Friday, November 30, 2007

Driven

When bipeds began wondering about our wonderful Earth, they had to adapt through learning. They had to face predators like 12 foot gigantopithecus and the wooly mammoth, while adjusting to conditions such as blistering cold temperatures or red-hot droughts. These times were not easy and not every cousin survived. The Neanderthals, for instance, could not overcome the ice age that once covered much of the northern hemisphere, hence leading to their extinction. But the ones who survived took learning as a tool and used it as a way of survival.

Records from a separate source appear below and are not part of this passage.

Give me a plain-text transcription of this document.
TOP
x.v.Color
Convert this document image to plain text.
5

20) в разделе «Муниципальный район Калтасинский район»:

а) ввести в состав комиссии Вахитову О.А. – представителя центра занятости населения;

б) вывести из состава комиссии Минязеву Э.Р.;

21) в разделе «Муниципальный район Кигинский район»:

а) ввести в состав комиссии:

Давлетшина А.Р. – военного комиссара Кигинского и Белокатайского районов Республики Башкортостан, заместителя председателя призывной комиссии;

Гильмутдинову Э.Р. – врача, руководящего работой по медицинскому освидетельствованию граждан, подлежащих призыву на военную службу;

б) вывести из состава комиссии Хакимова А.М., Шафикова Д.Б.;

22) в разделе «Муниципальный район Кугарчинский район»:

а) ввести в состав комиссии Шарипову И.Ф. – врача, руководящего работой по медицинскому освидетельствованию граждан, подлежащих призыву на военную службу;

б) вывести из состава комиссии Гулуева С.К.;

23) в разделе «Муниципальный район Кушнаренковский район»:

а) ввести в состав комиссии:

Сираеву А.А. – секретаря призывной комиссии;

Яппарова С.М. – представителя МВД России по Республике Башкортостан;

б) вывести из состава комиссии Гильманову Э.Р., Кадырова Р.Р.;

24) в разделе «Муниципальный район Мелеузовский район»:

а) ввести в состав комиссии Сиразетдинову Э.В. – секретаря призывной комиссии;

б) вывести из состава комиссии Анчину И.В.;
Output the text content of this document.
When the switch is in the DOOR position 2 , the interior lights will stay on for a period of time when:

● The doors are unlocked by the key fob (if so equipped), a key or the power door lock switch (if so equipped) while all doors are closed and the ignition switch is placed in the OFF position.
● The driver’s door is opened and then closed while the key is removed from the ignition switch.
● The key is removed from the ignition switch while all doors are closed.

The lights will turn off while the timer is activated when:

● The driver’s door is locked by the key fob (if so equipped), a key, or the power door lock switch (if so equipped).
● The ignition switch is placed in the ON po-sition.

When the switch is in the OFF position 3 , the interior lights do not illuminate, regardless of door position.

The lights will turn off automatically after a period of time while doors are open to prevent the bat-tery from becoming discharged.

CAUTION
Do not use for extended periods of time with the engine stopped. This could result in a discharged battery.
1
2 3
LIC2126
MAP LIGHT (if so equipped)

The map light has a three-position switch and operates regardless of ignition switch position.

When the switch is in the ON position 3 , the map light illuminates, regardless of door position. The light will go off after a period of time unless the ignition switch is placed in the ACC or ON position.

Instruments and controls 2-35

Those survivors: Humans. Through their (or our) learning they figured ways to store water, food, and procession of societal ways to stay alive. Granted their tactics were more barbaric, but this was just the early stages of the homo sapien. So what separated this creature from the one before it? The answer is simple: creativity.

With the use of fire, humans were able to think, dream, and hope. Ultimately this quality has been passed along to us through the use of time and perseverance. Reflecting on those traits, (we) humans have organized societies, created organizations, influenced political agenda, and even pushed the limit of good vs. evil.

Other incredible feats include the ancient Egyptians, who built pyramids in ways we have trouble understanding. One-hundred ton stones were shifted and re-located in unkown ways by ancient societies. Empires larger than continents were formed through force and will. So, what does this have to do with us?

We are extremely capable, but not beyond our imagination. I say this because our imagination has no limit. We can envision a world with nothing but fiction, a place where our dreams have no sense of time, a wonderful prospect of ideality. It is our imagination that has given us electricity, the wheel, motorized engines, computers, and endless possibilities.

We must remind ourselves at times that we have to expand our boundaries, go beyond the norm, and break the rules. Complacency is the easy way, but challenge will present the reward.

Think about your life, your story. Is it all that you imagined and everything you hoped? If not, why not start writing you best-selling novel? There is no better time than now. Eleanor Roosevelt puts it well when she says "The purpose of life is to live it, to taste the experience to the utmost, to reach out eagerly and without fear for newer and richer experience."

Always make time to dream, never lose sight on your potential, and dream the dream that connects us from our deepest roots of our ancestors. This is your life, live it!